Under the Arbitration Act (Alberta), a party must demonstrate that they are entitled to appeal an arbitrator’s decision. If the arbitration agreement includes the right of appeal to court, then either party can appeal the arbitrator’s decision on a question of law, on a question of fact or on a question of mixed law and fact. If the arbitration agreement is silent on the topic of appeal, then Section 44(2) of the Act allows for appeals on questions of law, provided certain criteria are met. Those criteria are:
the importance to the parties of the matters at stake in the arbitration justifies an appeal, and
whether the determination of the question of law at issue will significantly affect the rights of the parties.
In those two situations, a court may review the arbitrator’s decision. However, Section 44(3) prohibits a court from granting leave where the question being appealed was specifically referred to the arbitral tribunal for decision. In other words, where the arbitrator was asked to rule on a particular question of law, the decision of the arbitrator will not be reviewed by the court.
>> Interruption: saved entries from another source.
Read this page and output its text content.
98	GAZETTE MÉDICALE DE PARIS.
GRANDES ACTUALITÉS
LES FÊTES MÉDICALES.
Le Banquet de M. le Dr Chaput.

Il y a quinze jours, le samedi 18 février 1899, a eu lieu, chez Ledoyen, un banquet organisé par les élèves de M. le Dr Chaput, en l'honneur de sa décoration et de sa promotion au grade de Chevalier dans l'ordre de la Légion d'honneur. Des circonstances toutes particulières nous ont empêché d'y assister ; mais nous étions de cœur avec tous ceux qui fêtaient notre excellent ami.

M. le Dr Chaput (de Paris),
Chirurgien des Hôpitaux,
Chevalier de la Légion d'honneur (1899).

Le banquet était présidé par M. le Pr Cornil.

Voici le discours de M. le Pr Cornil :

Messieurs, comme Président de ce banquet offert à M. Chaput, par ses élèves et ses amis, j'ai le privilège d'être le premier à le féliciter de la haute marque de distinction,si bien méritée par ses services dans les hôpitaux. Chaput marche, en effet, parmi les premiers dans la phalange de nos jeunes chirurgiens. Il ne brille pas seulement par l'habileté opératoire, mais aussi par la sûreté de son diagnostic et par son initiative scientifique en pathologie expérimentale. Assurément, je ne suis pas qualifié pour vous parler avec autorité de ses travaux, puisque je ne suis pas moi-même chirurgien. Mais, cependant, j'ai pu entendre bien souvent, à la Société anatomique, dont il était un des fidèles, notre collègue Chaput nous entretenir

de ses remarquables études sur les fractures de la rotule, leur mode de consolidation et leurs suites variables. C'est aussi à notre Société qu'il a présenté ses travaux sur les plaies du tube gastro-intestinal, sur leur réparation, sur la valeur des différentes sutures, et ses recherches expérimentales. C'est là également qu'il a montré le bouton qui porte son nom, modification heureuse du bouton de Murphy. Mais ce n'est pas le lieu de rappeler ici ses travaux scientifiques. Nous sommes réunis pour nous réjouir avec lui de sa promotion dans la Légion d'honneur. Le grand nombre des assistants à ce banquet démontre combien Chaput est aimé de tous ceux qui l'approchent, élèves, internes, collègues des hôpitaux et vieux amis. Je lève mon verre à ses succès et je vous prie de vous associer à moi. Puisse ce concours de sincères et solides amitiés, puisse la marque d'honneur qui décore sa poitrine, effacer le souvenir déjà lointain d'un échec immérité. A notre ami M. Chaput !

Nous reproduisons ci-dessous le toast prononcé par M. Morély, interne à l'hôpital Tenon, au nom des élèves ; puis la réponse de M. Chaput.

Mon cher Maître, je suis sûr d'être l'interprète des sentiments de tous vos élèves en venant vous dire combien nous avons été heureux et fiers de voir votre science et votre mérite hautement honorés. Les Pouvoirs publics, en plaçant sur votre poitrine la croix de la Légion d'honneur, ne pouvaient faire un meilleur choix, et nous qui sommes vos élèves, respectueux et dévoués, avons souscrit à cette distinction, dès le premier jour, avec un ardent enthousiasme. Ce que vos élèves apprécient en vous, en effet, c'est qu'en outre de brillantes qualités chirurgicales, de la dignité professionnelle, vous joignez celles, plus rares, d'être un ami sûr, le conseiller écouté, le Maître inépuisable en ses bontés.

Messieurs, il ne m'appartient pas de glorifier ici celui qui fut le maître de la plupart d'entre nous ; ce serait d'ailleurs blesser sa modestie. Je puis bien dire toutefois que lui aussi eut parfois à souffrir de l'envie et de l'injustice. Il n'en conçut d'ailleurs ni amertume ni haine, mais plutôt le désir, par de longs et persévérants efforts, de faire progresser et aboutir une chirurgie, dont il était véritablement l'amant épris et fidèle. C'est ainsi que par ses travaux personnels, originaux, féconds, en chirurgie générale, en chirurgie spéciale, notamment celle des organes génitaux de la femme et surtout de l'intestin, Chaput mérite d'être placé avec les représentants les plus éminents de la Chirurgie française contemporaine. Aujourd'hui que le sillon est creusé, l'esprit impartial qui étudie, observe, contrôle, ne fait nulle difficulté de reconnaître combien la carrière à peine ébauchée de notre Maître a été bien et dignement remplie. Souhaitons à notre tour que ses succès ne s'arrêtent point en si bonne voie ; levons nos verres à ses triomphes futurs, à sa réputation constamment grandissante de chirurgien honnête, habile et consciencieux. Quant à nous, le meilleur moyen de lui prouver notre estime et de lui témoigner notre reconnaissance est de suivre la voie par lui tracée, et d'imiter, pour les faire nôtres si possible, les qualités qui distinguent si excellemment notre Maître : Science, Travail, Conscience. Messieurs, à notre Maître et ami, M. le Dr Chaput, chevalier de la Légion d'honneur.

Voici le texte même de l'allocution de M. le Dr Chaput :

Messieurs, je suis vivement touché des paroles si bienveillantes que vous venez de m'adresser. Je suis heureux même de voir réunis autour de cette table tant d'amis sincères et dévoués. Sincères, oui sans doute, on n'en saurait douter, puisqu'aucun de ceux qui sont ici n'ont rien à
In the TheraVitae decision, the court decided that the question was specifically referred to the arbitrator, so the decision was not reviewable by the court.
Lessons for business?
Arbitrator’s decisions will be given deference, so if you want to refer your disputes to binding arbitration, be aware that there may be no right of appeal to the courts if you are not happy with that decision.
Arbitration clauses and agreements must be reviewed carefully to ensure that the parties are aware of the scope of the arbitrator’s authority, and the rights of appeal that may be available.